La scolarisation précoce
Une solution mise en avant ces dernières semaines (notamment par la Conférence suisse des directeurs cantonaux de l’instruction publique) consisterait à faire commencer l’école obligatoire plus tôt. Cette mesure sera-t-elle un jour appliquée ? Financièrement, les cantons et la Confédération ne semblent pas prêts à assumer ce genre de dépenses supplémentaires, alors même que l’on évoque parfois, ici ou là, la suppression d’une année d’école enfantine. Finances mises à part, on peut douter de la réelle efficacité d’une telle mesure qui devrait faire l’objet d’études approfondies. Les cantons suisses où l’on commence l’école plus tard ne sont pas forcément ceux qui s’en sont sortis le plus mal dans le cadre de l’enquête PISA (Programme for International Student Assessment) de l’OCDE ou qui ont le plus faible taux de maturités gymnasiales. La Finlande, souvent présentée comme un modèle, a renoncé à une scolarisation précoce à cause des problèmes de transports liés à sa géographie particulière (cf. DP n° 1507).
Ces questions sont toutefois légitimes et trouvent peut-être d’autres réponses au moment où l’Office fédéral des statistiques (OFS) publie une étude concernant les parcours des jeunes après les années de formation obligatoire (étude longitudinale TREE, Transition Ecole-Emploi). Réalisée chaque année depuis l’enquête PISA en l’an 2000, et au moins jusqu’en 2007, elle est une source d’informations de grande valeur dont on devrait profiter au maximum. Les données présentées permettent d’affiner le portrait des jeunes à un moment clé de leur existence.
L’accès à de bonnes formations postobligatoires est essentiel pour réussir ensuite son parcours professionnel. L’accès à ces formations dépend bien entendu des diplômes obtenus précédemment. Mais, au-delà de cette évidence, les chercheurs constatent surtout l’importance des facteurs liés à l’origine sociale.
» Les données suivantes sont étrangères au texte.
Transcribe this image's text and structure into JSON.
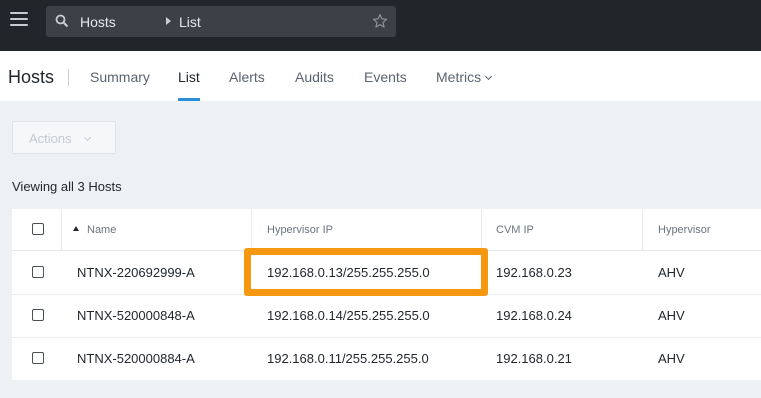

Les jeunes issus d’un milieu social modeste et les jeunes immigrés ont moins de chances que les autres de pouvoir entreprendre une formation postobligatoire. On note, par exemple, que plus de la moitié des jeunes appartenant aux couches sociales supérieures entrent au gymnase, contre moins de 10% des jeunes des couches sociales inférieures.

Le poids de l’origine sociale
Un élément tout particulièrement gênant dans ces données est de savoir que les compétences évaluées par l’enquête PISA sont fortement «concurrencées» par le fait d’obtenir un bon diplôme ainsi que par l’origine sociale. Selon l’étude TREE, «à compétences égales, les chances de pouvoir entreprendre des études ou un apprentissage de haut niveau sont de deux à quatre fois plus grandes pour les élèves issus des programmes d’enseignement à exigences étendues que pour ceux issus des programmes d’enseignement à exigences élémentaires.» Egalement à compétences égales, «le risque statistique de rester sans formation ou de suivre une formation professionnelle de niveau bas ou moyen est nettement plus élevé pour les jeunes issus de milieux sociaux modestes». Ces conclusions étonnantes montrent à quel point le pouvoir du titre est fort, ainsi que le rôle prédominant de l’origine sociale. L’enquête PISA avait déjà montré que la Suisse faisait partie des pays occidentaux dans lesquels ce dernier facteur était particulièrement influent.
Tout cela nous amène à confirmer que, peut-être, la piste la plus intéressante est à chercher du côté des pays qui poussent très loin l’hétérogénéité des classes (cf. DP n° 1498). La réduction, voire la suppression, des différentes couches ou filières de formation qui séparent si clairement des élèves du même âge aurait plusieurs mérites. Tout en n’empêchant pas la valorisation des meilleurs élèves, elle éviterait la stigmatisation des jeunes a priori moins doués qui, aujourd’hui, sont souvent «casés» dans des classes peu valorisantes, qui limitent notamment leurs choix de formations postobligatoires. Elle permettrait également une forme de brassage de population bienvenu en séparant moins nettement les élèves d’origines sociales différentes.

Parcours vers les formations postobligatoires. Les deux premières années après l’école obligatoire. Résultats intermédiaires de l’étude longitudinale TREE, Office fédéral de la statistique, Neuchâtel, 2003.